First published: 01/05/05.

David Berlanda 3.5

La Lonja De La Seda

La Lonja de la Seda (Inscribed)

La Lonja de la Seda by David Berlanda

In our travel around Spain we have been to the beautiful city of Valencia and have visited the Lonja de la Seda (Silk Exchange), a nice group of buildings built between 1482 and 1533 in Late Gothic Flamboyant style, originally used for silk trading and then for commerce in general. The rectangular space of the Lonja includes the huge Trading Hall, the square Tower with the Chapel, the Consulate and the garden.

The exterior of the buildings (to visit it well you have to see all the façades) is crenellated and finely decorated with ornamented windows and doors (the main doorway is the nicest), gargoyles, coat of arms and religious and profane sculpture. The most noteworthy features of the exterior are certainly the nicely decorated windows of the upper floor of the Consulate, also with portrait medallions and gargoyles, forming a sort of gallery. The exterior of the buildings is certainly nice, but in my opinion it isn’t exceptional, because there are many palaces comparable to this one.

The interior is opened from 9.15 to 14 and from 17.30 to 21 (in winter from 16.30 to 20); it is always closed on Monday and on Saturday and Sunday there is a free ticket. The main feature of the Lonja is the enormous Trading Hall. It is divided in three aisles by five rows of incredibly high and strange spiral columns (this is in my opinion the only one feature of the Lonja really stunning, even if it isn’t unique; for example, it reminds me the columns of the church of the Jacobins in Toulouse) from which the vaults spring; interesting is also the Latin inscription in Gothic characters on the walls and the coloured floor. Adjacent to the Trading Hall is the square chapel, on the ground floor of the tower, with nice vaulting springing from the corner columns. The three storeyed Consulate building contains on the first floor the Gilded Chamber, with carved, gilded and painted decoration, notable above all because its really beautiful coffered ceiling, and on the ground floor an absolutely ordinary and even not nice room.

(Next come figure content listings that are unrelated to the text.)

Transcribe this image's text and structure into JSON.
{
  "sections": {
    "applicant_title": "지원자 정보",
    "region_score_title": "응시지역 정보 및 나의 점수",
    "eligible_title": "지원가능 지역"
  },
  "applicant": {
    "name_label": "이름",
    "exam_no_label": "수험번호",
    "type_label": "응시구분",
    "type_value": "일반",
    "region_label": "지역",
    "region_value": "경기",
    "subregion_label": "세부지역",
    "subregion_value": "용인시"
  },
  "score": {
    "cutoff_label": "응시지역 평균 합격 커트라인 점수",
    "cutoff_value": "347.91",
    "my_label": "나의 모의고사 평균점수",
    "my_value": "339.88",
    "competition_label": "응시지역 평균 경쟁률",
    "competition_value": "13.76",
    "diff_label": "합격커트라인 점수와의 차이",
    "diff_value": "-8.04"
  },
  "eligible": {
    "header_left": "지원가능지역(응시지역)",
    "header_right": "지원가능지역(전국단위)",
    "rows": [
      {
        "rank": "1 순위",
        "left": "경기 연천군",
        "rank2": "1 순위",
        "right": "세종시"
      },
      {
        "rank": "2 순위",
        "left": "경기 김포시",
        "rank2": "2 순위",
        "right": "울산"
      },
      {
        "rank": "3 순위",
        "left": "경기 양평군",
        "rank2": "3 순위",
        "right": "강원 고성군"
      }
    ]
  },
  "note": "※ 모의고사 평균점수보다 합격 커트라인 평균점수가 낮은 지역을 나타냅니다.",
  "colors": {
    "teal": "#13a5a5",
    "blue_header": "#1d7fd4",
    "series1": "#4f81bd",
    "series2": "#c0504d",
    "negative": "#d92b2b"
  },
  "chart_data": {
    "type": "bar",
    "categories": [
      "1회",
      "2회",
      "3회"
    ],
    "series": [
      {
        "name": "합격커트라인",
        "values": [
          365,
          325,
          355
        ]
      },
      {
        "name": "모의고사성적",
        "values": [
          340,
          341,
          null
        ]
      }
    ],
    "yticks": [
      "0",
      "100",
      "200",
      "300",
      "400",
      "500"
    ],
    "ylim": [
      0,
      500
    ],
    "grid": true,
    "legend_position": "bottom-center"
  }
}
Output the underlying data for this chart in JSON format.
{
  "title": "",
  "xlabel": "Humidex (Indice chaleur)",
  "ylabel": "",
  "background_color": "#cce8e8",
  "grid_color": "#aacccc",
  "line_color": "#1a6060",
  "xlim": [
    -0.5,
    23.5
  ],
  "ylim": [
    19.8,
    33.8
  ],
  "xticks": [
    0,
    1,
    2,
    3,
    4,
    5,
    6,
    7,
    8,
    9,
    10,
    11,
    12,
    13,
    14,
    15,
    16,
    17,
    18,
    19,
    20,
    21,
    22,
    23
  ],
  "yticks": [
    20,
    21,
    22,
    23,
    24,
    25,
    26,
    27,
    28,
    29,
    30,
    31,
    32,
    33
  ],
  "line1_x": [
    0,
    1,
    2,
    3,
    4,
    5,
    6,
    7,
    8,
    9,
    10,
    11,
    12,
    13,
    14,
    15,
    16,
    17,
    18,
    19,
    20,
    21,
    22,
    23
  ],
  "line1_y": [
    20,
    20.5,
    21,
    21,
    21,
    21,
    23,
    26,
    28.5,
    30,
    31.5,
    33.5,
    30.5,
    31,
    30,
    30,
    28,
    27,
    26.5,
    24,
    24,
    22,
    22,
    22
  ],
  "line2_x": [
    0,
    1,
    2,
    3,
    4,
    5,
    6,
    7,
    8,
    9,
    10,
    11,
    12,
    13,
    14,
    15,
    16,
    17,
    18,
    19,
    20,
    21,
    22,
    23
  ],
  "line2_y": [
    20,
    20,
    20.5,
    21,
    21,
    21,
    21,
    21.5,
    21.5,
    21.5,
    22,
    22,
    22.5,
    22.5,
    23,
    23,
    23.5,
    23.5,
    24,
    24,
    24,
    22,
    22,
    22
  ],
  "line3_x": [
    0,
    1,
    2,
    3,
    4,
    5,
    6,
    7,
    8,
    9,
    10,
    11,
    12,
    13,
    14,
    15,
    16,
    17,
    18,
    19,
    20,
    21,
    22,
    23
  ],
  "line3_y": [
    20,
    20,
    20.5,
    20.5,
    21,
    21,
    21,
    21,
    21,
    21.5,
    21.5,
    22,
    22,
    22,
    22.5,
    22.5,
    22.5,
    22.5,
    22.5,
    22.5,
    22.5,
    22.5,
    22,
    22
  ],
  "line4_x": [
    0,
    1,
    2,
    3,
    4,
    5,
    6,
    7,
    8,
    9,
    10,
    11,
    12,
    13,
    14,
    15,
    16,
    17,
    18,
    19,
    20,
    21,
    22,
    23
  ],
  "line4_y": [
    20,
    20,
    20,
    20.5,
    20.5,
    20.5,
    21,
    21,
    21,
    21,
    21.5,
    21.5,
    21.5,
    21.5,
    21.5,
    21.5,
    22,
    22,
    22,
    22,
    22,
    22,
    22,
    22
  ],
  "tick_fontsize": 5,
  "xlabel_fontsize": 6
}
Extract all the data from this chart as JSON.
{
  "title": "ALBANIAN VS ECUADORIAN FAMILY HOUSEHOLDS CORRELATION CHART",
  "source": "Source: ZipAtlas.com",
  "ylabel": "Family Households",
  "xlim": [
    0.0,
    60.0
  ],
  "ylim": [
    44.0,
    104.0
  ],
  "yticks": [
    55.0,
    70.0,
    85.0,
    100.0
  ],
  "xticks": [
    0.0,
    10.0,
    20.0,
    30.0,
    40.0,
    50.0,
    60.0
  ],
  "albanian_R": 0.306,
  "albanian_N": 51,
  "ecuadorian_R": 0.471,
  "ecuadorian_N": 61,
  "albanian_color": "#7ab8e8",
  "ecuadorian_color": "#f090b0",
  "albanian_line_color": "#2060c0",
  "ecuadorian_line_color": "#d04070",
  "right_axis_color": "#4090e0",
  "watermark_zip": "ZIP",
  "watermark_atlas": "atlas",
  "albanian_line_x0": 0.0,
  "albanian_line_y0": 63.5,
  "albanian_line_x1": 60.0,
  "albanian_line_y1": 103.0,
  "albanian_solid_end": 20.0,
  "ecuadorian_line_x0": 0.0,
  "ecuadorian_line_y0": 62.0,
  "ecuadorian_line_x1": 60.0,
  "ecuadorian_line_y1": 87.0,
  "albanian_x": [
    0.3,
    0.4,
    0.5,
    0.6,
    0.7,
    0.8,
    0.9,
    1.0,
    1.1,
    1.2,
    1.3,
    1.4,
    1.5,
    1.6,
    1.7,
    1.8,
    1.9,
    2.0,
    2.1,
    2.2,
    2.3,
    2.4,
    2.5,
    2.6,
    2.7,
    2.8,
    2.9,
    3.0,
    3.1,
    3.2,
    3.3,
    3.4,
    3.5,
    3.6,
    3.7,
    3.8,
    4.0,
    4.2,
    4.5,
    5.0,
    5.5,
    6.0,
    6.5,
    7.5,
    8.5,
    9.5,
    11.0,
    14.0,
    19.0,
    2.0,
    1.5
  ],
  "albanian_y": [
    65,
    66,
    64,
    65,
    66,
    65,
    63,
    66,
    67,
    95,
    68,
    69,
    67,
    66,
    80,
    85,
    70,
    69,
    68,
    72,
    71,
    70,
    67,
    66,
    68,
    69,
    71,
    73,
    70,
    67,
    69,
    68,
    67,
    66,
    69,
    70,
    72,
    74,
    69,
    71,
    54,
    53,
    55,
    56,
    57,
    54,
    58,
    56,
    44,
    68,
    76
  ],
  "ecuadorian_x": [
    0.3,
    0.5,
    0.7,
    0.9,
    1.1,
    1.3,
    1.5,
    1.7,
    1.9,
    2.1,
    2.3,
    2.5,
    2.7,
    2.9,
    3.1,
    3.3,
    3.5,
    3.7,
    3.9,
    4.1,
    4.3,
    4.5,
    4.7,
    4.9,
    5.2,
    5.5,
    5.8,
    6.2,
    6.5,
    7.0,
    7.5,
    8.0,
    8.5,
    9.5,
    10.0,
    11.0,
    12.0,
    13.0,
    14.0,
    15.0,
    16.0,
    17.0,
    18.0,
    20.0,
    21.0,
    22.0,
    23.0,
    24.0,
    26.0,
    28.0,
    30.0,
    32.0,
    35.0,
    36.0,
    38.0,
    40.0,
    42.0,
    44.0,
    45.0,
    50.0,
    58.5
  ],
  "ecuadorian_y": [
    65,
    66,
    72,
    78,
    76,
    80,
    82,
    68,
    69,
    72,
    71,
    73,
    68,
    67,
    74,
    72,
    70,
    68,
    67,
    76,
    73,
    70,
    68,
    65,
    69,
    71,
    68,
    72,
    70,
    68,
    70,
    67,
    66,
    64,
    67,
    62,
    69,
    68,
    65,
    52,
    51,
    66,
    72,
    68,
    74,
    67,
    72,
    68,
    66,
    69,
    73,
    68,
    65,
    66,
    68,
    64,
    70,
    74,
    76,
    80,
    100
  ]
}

Apart from the WHS, the historic centre of Valencia as a whole is beautiful and contains many important monuments, nice streets and squares. The most important building is the cathedral, a mixture of many different styles, the most composite church I have seen in Spain, with a fine baroque façade, a strong Gothic tower, beautiful portals and above all the finely decorated drum. The most beautiful view of the cathedral is from Virgin Mary’s Square, on which overlooks the strangest façade of the church, very unusual because of its strange Renaissance loggia, which looks more as a façade of a palace. Other important monuments are the huge Generalitat Palace, quite similar in the late Gothic style to the Lonja de la Seda, the incredibly enormous Gothic twin city gates of Serrans and Quart, among the most beautiful I have ever seen, and the Renaissance Patriarch’s College. A special mention should be made for the Marquis de Dosaigües’s Palace, certainly the most beautiful in Valencia, with stunning reliefs, sculptures, an incredibly fine portal and the perfect contrast of many harmonic colours. Valencia has also some of the most beautiful buildings of contemporary architecture in Europe in the breathtaking complex of the City of the Arts and the Sciences, 350000 square metres large, mainly built by Santiago Calatrava, with huge buildings like the Sciences Museum, the Arts Palace, the “Hemisfèric”, the “Umbracle”, the “Oceanographic” and the works for a lyric theatre still going on. A very unusual feature of Valencia is the park placed in the huge bed of the dried river Turia, where is also the beautiful Palace of the Music and the Exposition Bridge.

I quite liked the Lonja de la Seda, but I think it is worthy of a visit if you are in Valencia more than of a long travel to visit expressly it; however the whole historic centre absolutely deserves a visit, as it is really beautiful. I think that it could be inscribed on the WHL entirely and not only the Lonja de la Seda, which in my opinion, even if it is very nice, authentic and conserved, isn’t really unique on its own as there are many similar beautiful palaces.

In the photo is the main façade of the Lonja de la Seda.